I consoli schierarono sull'ala sinistra la cosiddetta prima legione, ad affrontare la falange macedone
e ambraciota e i mercenari tarantini. A fianco della prima, schierarono la terza, dirimpetto la falange
tarantina con i suoi bianchi scudi, e le forze alleate di Bruzi e Lucani.
(6) Liv. 10.26.14: itaque praeterquam quod ambo consules profecti ad bellum erant cum quattuor
legionibus et magno equitatu Romano Campanisque mille equitibus delectis, ad id bellum missis, et
sociorum nominisque Latini maiore exercitu quam Romano.

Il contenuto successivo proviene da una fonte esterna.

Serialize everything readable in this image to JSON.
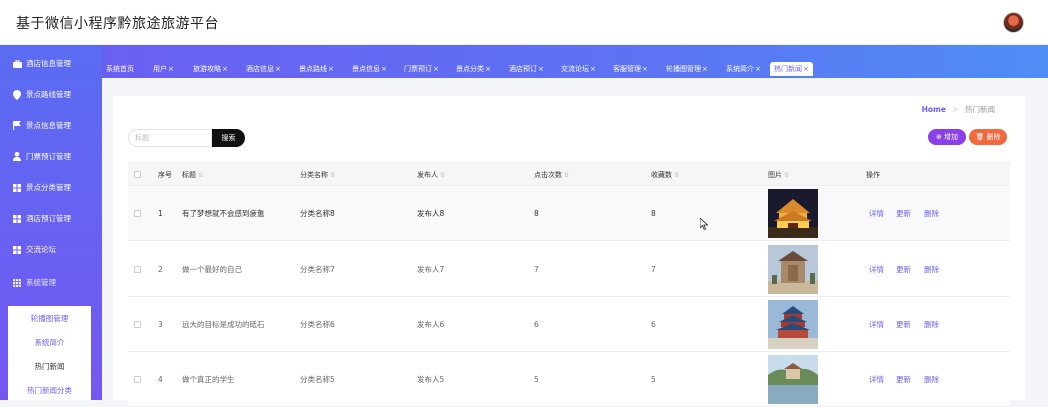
{
  "header": {
    "title": "基于微信小程序黔旅途旅游平台"
  },
  "sidebar": {
    "items": [
      {
        "label": "酒店信息管理",
        "icon": "briefcase-icon"
      },
      {
        "label": "景点路线管理",
        "icon": "map-pin-icon"
      },
      {
        "label": "景点信息管理",
        "icon": "flag-icon"
      },
      {
        "label": "门票预订管理",
        "icon": "user-icon"
      },
      {
        "label": "景点分类管理",
        "icon": "grid-icon"
      },
      {
        "label": "酒店预订管理",
        "icon": "grid-icon"
      },
      {
        "label": "交流论坛",
        "icon": "grid-icon"
      },
      {
        "label": "系统管理",
        "icon": "grid-icon"
      }
    ],
    "sub_items": [
      {
        "label": "轮播图管理"
      },
      {
        "label": "系统简介"
      },
      {
        "label": "热门新闻"
      },
      {
        "label": "热门新闻分类"
      }
    ]
  },
  "tabs": [
    {
      "label": "系统首页",
      "close": ""
    },
    {
      "label": "用户",
      "close": "×"
    },
    {
      "label": "旅游攻略",
      "close": "×"
    },
    {
      "label": "酒店信息",
      "close": "×"
    },
    {
      "label": "景点路线",
      "close": "×"
    },
    {
      "label": "景点信息",
      "close": "×"
    },
    {
      "label": "门票预订",
      "close": "×"
    },
    {
      "label": "景点分类",
      "close": "×"
    },
    {
      "label": "酒店预订",
      "close": "×"
    },
    {
      "label": "交流论坛",
      "close": "×"
    },
    {
      "label": "客服管理",
      "close": "×"
    },
    {
      "label": "轮播图管理",
      "close": "×"
    },
    {
      "label": "系统简介",
      "close": "×"
    },
    {
      "label": "热门新闻",
      "close": "×"
    }
  ],
  "breadcrumb": {
    "home": "Home",
    "sep": ">",
    "current": "热门新闻"
  },
  "search": {
    "placeholder": "标题",
    "button": "搜索"
  },
  "actions": {
    "add": "⊕ 增加",
    "delete": "🗑 删除"
  },
  "table": {
    "headers": {
      "index": "序号",
      "title": "标题",
      "category": "分类名称",
      "publisher": "发布人",
      "clicks": "点击次数",
      "favorites": "收藏数",
      "image": "图片",
      "ops": "操作"
    },
    "sort_glyph": "⇅",
    "rows": [
      {
        "index": "1",
        "title": "有了梦想就不会感到疲惫",
        "category": "分类名称8",
        "publisher": "发布人8",
        "clicks": "8",
        "favorites": "8",
        "image": "night-pagoda-photo"
      },
      {
        "index": "2",
        "title": "做一个最好的自己",
        "category": "分类名称7",
        "publisher": "发布人7",
        "clicks": "7",
        "favorites": "7",
        "image": "stone-tablet-photo"
      },
      {
        "index": "3",
        "title": "远大的目标是成功的砥石",
        "category": "分类名称6",
        "publisher": "发布人6",
        "clicks": "6",
        "favorites": "6",
        "image": "temple-of-heaven-photo"
      },
      {
        "index": "4",
        "title": "做个真正的学生",
        "category": "分类名称5",
        "publisher": "发布人5",
        "clicks": "5",
        "favorites": "5",
        "image": "lake-garden-photo"
      }
    ],
    "op_labels": {
      "detail": "详情",
      "update": "更新",
      "delete": "删除"
    }
  },
  "colors": {
    "accent": "#6a5ff2",
    "sidebar": "#5a6cf2",
    "add": "#8a3fe8",
    "delete": "#ef6a3f"
  }
}
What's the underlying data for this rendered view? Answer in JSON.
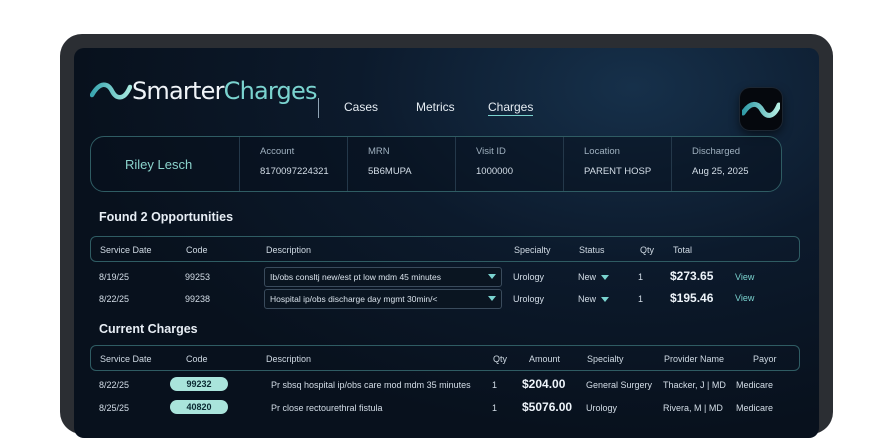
{
  "app": {
    "logo_primary": "Smarter",
    "logo_accent": "Charges",
    "nav": [
      "Cases",
      "Metrics",
      "Charges"
    ],
    "active_nav": "Charges",
    "accent_color": "#7ad3cf"
  },
  "patient": {
    "name": "Riley Lesch",
    "fields": [
      {
        "label": "Account",
        "value": "8170097224321"
      },
      {
        "label": "MRN",
        "value": "5B6MUPA"
      },
      {
        "label": "Visit ID",
        "value": "1000000"
      },
      {
        "label": "Location",
        "value": "PARENT HOSP"
      },
      {
        "label": "Discharged",
        "value": "Aug 25, 2025"
      }
    ]
  },
  "opportunities": {
    "title": "Found 2 Opportunities",
    "headers": [
      "Service Date",
      "Code",
      "Description",
      "Specialty",
      "Status",
      "Qty",
      "Total"
    ],
    "rows": [
      {
        "date": "8/19/25",
        "code": "99253",
        "description": "Ib/obs consltj new/est pt low mdm 45 minutes",
        "specialty": "Urology",
        "status": "New",
        "qty": "1",
        "total": "$273.65",
        "action": "View"
      },
      {
        "date": "8/22/25",
        "code": "99238",
        "description": "Hospital ip/obs discharge day mgmt 30min/<",
        "specialty": "Urology",
        "status": "New",
        "qty": "1",
        "total": "$195.46",
        "action": "View"
      }
    ]
  },
  "current": {
    "title": "Current Charges",
    "headers": [
      "Service Date",
      "Code",
      "Description",
      "Qty",
      "Amount",
      "Specialty",
      "Provider Name",
      "Payor"
    ],
    "rows": [
      {
        "date": "8/22/25",
        "code": "99232",
        "description": "Pr sbsq hospital ip/obs care mod mdm 35 minutes",
        "qty": "1",
        "amount": "$204.00",
        "specialty": "General Surgery",
        "provider": "Thacker, J | MD",
        "payor": "Medicare"
      },
      {
        "date": "8/25/25",
        "code": "40820",
        "description": "Pr close rectourethral fistula",
        "qty": "1",
        "amount": "$5076.00",
        "specialty": "Urology",
        "provider": "Rivera, M | MD",
        "payor": "Medicare"
      }
    ]
  }
}
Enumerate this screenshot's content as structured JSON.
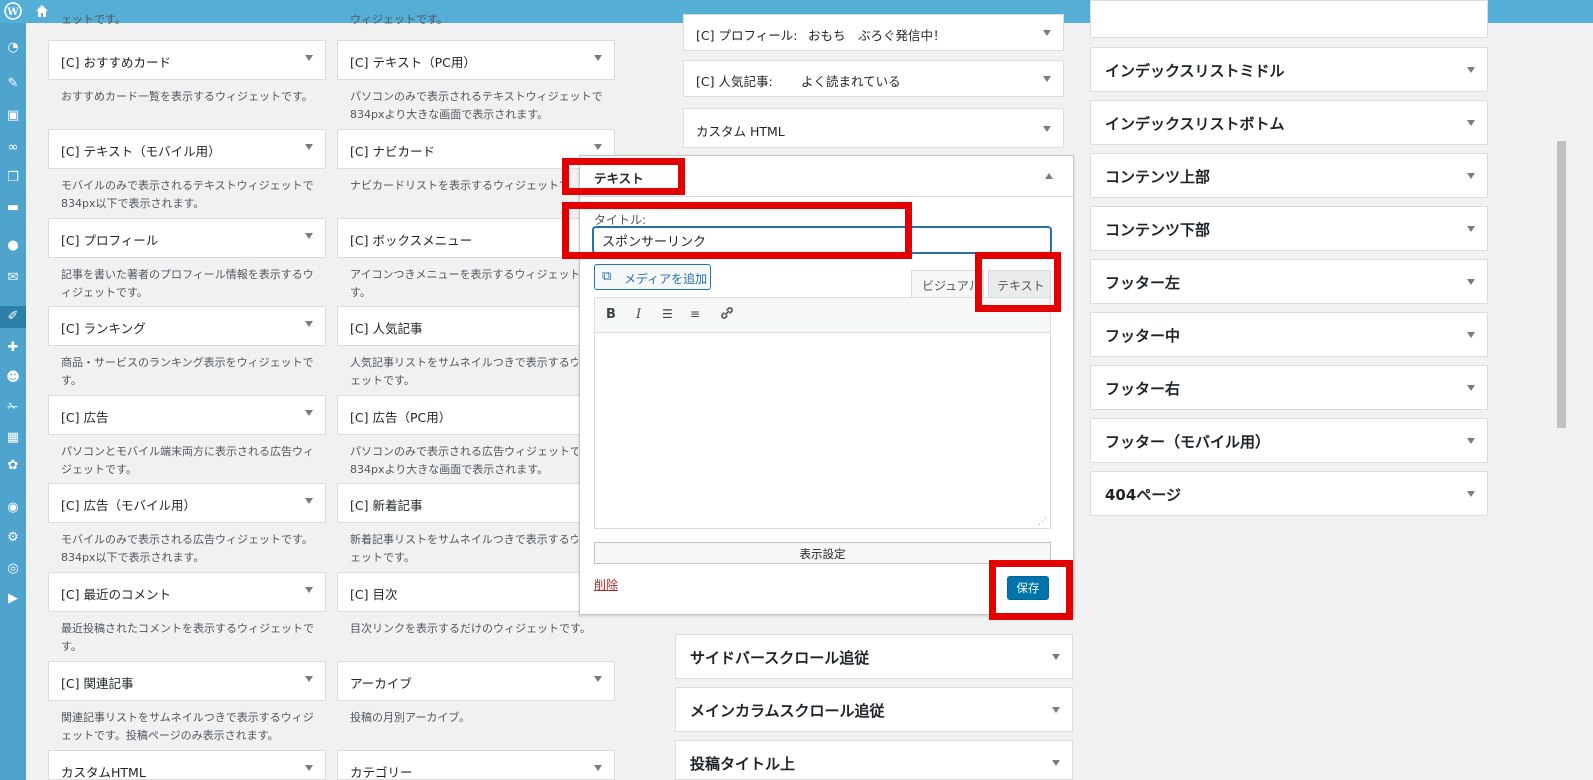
{
  "left_widgets": [
    {
      "col": 0,
      "title": "[C] おすすめカード",
      "desc1": "おすすめカード一覧を表示するウィジェットです。",
      "desc2": ""
    },
    {
      "col": 1,
      "title": "[C] テキスト（PC用）",
      "desc1": "パソコンのみで表示されるテキストウィジェットです。",
      "desc2": "834pxより大きな画面で表示されます。"
    },
    {
      "col": 0,
      "title": "[C] テキスト（モバイル用）",
      "desc1": "モバイルのみで表示されるテキストウィジェットです。",
      "desc2": "834px以下で表示されます。"
    },
    {
      "col": 1,
      "title": "[C] ナビカード",
      "desc1": "ナビカードリストを表示するウィジェットで",
      "desc2": ""
    },
    {
      "col": 0,
      "title": "[C] プロフィール",
      "desc1": "記事を書いた著者のプロフィール情報を表示するウ",
      "desc2": "ィジェットです。"
    },
    {
      "col": 1,
      "title": "[C] ボックスメニュー",
      "desc1": "アイコンつきメニューを表示するウィジェットで",
      "desc2": "す。"
    },
    {
      "col": 0,
      "title": "[C] ランキング",
      "desc1": "商品・サービスのランキング表示をウィジェットで",
      "desc2": "す。"
    },
    {
      "col": 1,
      "title": "[C] 人気記事",
      "desc1": "人気記事リストをサムネイルつきで表示するウィ",
      "desc2": "ェットです。"
    },
    {
      "col": 0,
      "title": "[C] 広告",
      "desc1": "パソコンとモバイル端末両方に表示される広告ウィ",
      "desc2": "ジェットです。"
    },
    {
      "col": 1,
      "title": "[C] 広告（PC用）",
      "desc1": "パソコンのみで表示される広告ウィジェットです",
      "desc2": "834pxより大きな画面で表示されます。"
    },
    {
      "col": 0,
      "title": "[C] 広告（モバイル用）",
      "desc1": "モバイルのみで表示される広告ウィジェットです。",
      "desc2": "834px以下で表示されます。"
    },
    {
      "col": 1,
      "title": "[C] 新着記事",
      "desc1": "新着記事リストをサムネイルつきで表示するウィ",
      "desc2": "ェットです。"
    },
    {
      "col": 0,
      "title": "[C] 最近のコメント",
      "desc1": "最近投稿されたコメントを表示するウィジェットで",
      "desc2": "す。"
    },
    {
      "col": 1,
      "title": "[C] 目次",
      "desc1": "目次リンクを表示するだけのウィジェットです。",
      "desc2": ""
    },
    {
      "col": 0,
      "title": "[C] 関連記事",
      "desc1": "関連記事リストをサムネイルつきで表示するウィジ",
      "desc2": "ェットです。投稿ページのみ表示されます。"
    },
    {
      "col": 1,
      "title": "アーカイブ",
      "desc1": "投稿の月別アーカイブ。",
      "desc2": ""
    },
    {
      "col": 0,
      "title": "カスタムHTML",
      "desc1": "",
      "desc2": ""
    },
    {
      "col": 1,
      "title": "カテゴリー",
      "desc1": "",
      "desc2": ""
    }
  ],
  "left_top_partial": {
    "c0": "ェットです。",
    "c1": "ウィジェットです。"
  },
  "sidebar_widgets": [
    {
      "title": "[C] プロフィール:",
      "subtitle": "おもち　ぶろぐ発信中！"
    },
    {
      "title": "[C] 人気記事:",
      "subtitle": "よく読まれている"
    },
    {
      "title": "カスタム HTML",
      "subtitle": ""
    }
  ],
  "editor": {
    "widget_title": "テキスト",
    "title_label": "タイトル:",
    "title_value": "スポンサーリンク",
    "add_media_label": "メディアを追加",
    "tab_visual": "ビジュアル",
    "tab_text": "テキスト",
    "toolbar": {
      "bold": "B",
      "italic": "I"
    },
    "display_settings": "表示設定",
    "delete_link": "削除",
    "save_button": "保存"
  },
  "middle_areas": [
    "サイドバースクロール追従",
    "メインカラムスクロール追従",
    "投稿タイトル上"
  ],
  "right_areas": [
    "インデックスリストミドル",
    "インデックスリストボトム",
    "コンテンツ上部",
    "コンテンツ下部",
    "フッター左",
    "フッター中",
    "フッター右",
    "フッター（モバイル用）",
    "404ページ"
  ],
  "colors": {
    "accent": "#0073aa",
    "highlight": "#e50000",
    "adminbar": "#54aed6"
  },
  "icons": {
    "adminbar": [
      "wordpress-icon",
      "home-icon"
    ]
  }
}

Inoltre entrambi i consoli erano partiti in guerra con quattro legioni e un grande contingente di
cavalleria romana, con in aggiunta mille cavalieri scelti tra i Campani e inviati per quella guerra; e
l’esercito degli alleati di condizione latina era perfino più grande di quello romano.
(7) Liv. 10.29.12: tum Fabius audita morte collegae Campanorum alam, quingentos fere equites,
excedere acie iubet et circumvectos ab tergo Gallicam invadere aciem.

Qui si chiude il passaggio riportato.